La professeure titulaire en psychologie clinique de l’UQAC, Jacinthe Dion, exprime « qu’en temps de crise, la violence faite aux filles et aux femmes a tendance à augmenter et c’est d’ailleurs ce qui est observé depuis le début de la pandémie, ici comme partout ailleurs ».

Cette dernière ajoute espérer que les nombreux cas de féminicides incitent les femmes à parler et sensibilisent l’ensemble de la population.

« Les hommes doivent s’impliquer »

La maison d’hébergement La Passerelle a aussi tenu à rappeler l’importance de la sensibilisation faite auprès des garçons et des hommes, affirmant qu’il ne s’agissait pas « d’un problème de femmes ». « Les frères, les pères, les amis et les conjoints doivent tous s’investir dans cette lutte contre la violence conjugale. »

En plus d’aider les victimes, la Table de concertation régionale offre de son côté plusieurs services pour venir en aide aux hommes ayant des comportements violents, physiquement ou psychologiquement.
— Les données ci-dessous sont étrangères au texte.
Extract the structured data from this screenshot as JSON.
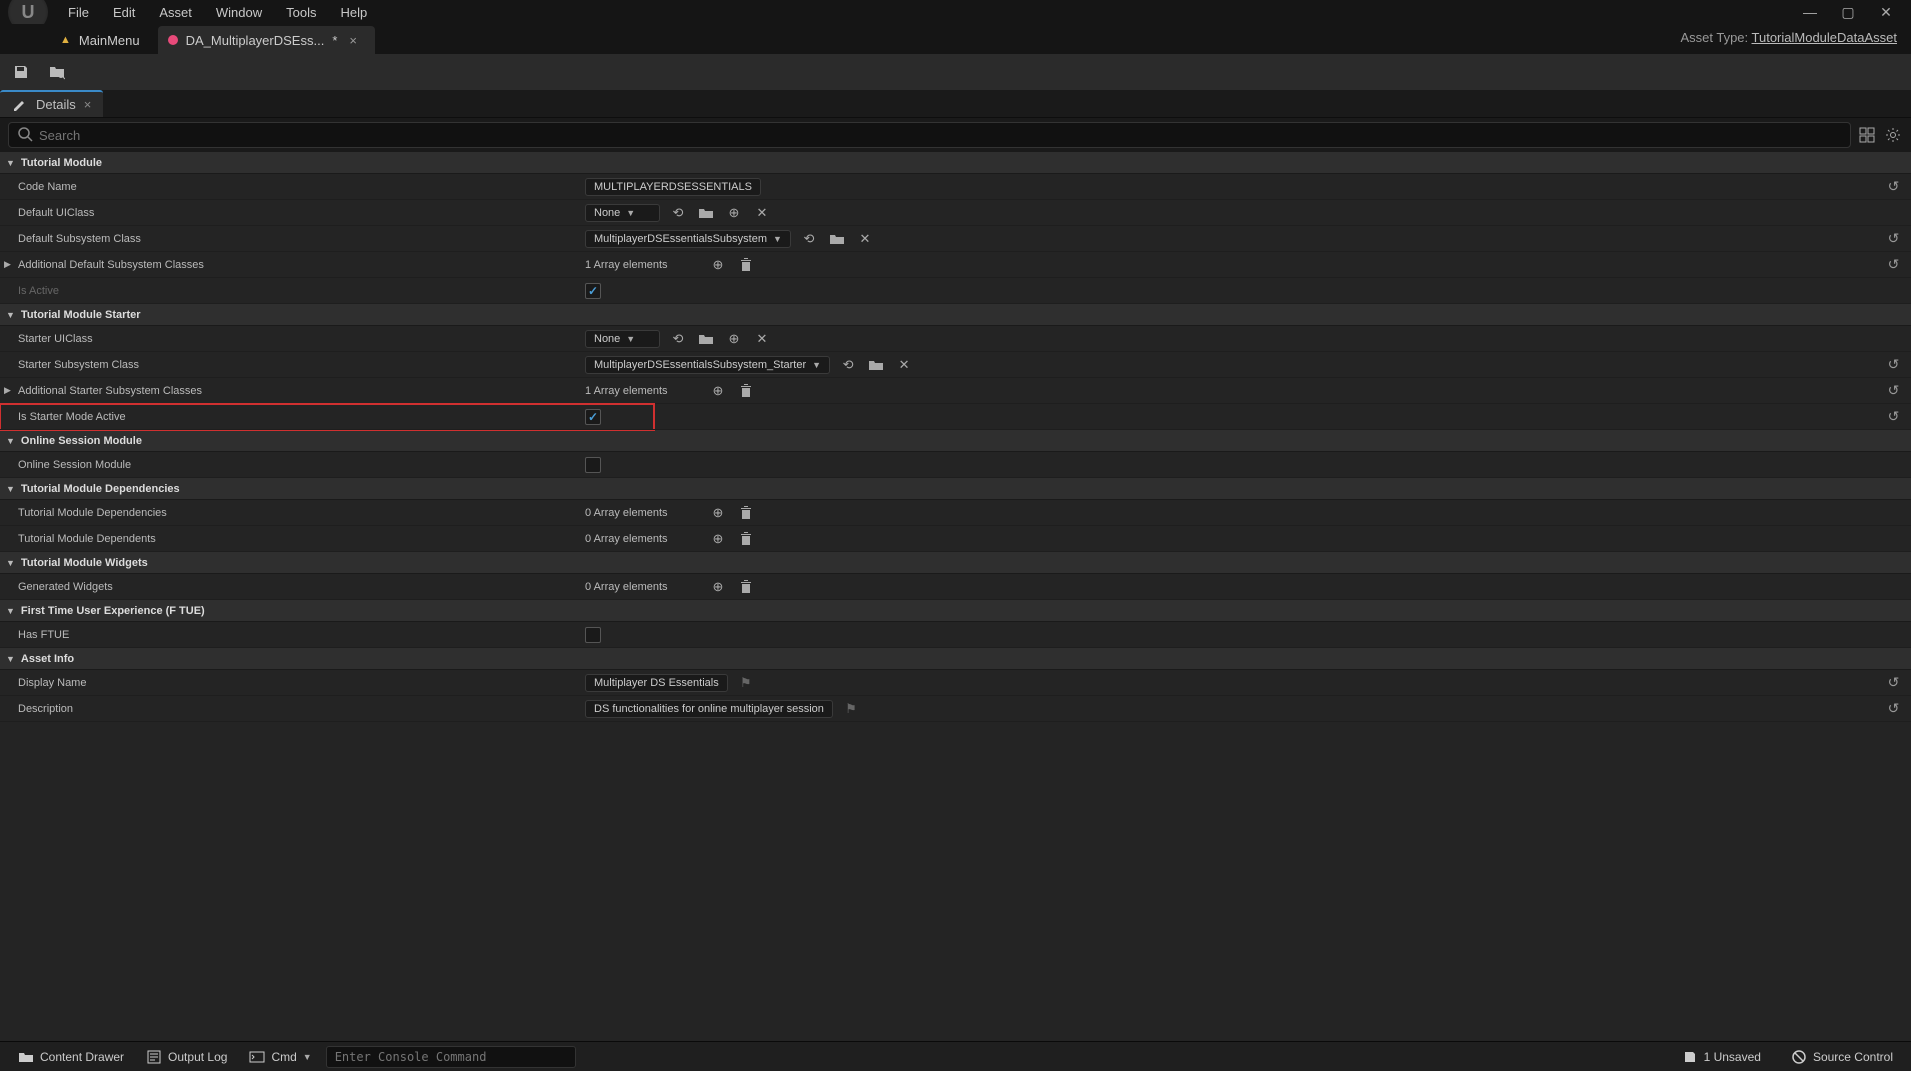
{
  "menubar": [
    "File",
    "Edit",
    "Asset",
    "Window",
    "Tools",
    "Help"
  ],
  "tabs": {
    "main_menu": "MainMenu",
    "asset_tab": "DA_MultiplayerDSEss...",
    "asset_dirty": "*"
  },
  "asset_type_prefix": "Asset Type: ",
  "asset_type": "TutorialModuleDataAsset",
  "details_tab": "Details",
  "search_placeholder": "Search",
  "categories": {
    "tutorial_module": "Tutorial Module",
    "tutorial_module_starter": "Tutorial Module Starter",
    "online_session_module": "Online Session Module",
    "tutorial_module_dependencies": "Tutorial Module Dependencies",
    "tutorial_module_widgets": "Tutorial Module Widgets",
    "ftue": "First Time User Experience (F TUE)",
    "asset_info": "Asset Info"
  },
  "props": {
    "code_name": {
      "label": "Code Name",
      "value": "MULTIPLAYERDSESSENTIALS"
    },
    "default_uiclass": {
      "label": "Default UIClass",
      "value": "None"
    },
    "default_subsystem_class": {
      "label": "Default Subsystem Class",
      "value": "MultiplayerDSEssentialsSubsystem"
    },
    "additional_default_subsystem": {
      "label": "Additional Default Subsystem Classes",
      "value": "1 Array elements"
    },
    "is_active": {
      "label": "Is Active"
    },
    "starter_uiclass": {
      "label": "Starter UIClass",
      "value": "None"
    },
    "starter_subsystem_class": {
      "label": "Starter Subsystem Class",
      "value": "MultiplayerDSEssentialsSubsystem_Starter"
    },
    "additional_starter_subsystem": {
      "label": "Additional Starter Subsystem Classes",
      "value": "1 Array elements"
    },
    "is_starter_mode_active": {
      "label": "Is Starter Mode Active"
    },
    "online_session_module": {
      "label": "Online Session Module"
    },
    "tutorial_module_dependencies": {
      "label": "Tutorial Module Dependencies",
      "value": "0 Array elements"
    },
    "tutorial_module_dependents": {
      "label": "Tutorial Module Dependents",
      "value": "0 Array elements"
    },
    "generated_widgets": {
      "label": "Generated Widgets",
      "value": "0 Array elements"
    },
    "has_ftue": {
      "label": "Has FTUE"
    },
    "display_name": {
      "label": "Display Name",
      "value": "Multiplayer DS Essentials"
    },
    "description": {
      "label": "Description",
      "value": "DS functionalities for online multiplayer session"
    }
  },
  "bottombar": {
    "content_drawer": "Content Drawer",
    "output_log": "Output Log",
    "cmd": "Cmd",
    "cmd_placeholder": "Enter Console Command",
    "unsaved": "1 Unsaved",
    "source_control": "Source Control"
  }
}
Des outils de sensibilisation auprès des jeunes sont aussi déployés dans les écoles secondaires de la région.

Rappelons qu’en conférence de presse, cette semaine, la ministre responsable de la Condition féminine, Isabelle Charest, et la ministre de la Sécurité publique, Geneviève Guilbault, se sont dites « très préoccupées » par la multiplication des féminicides et par l’intensification de la violence conjugale constatée au Québec dans les derniers mois.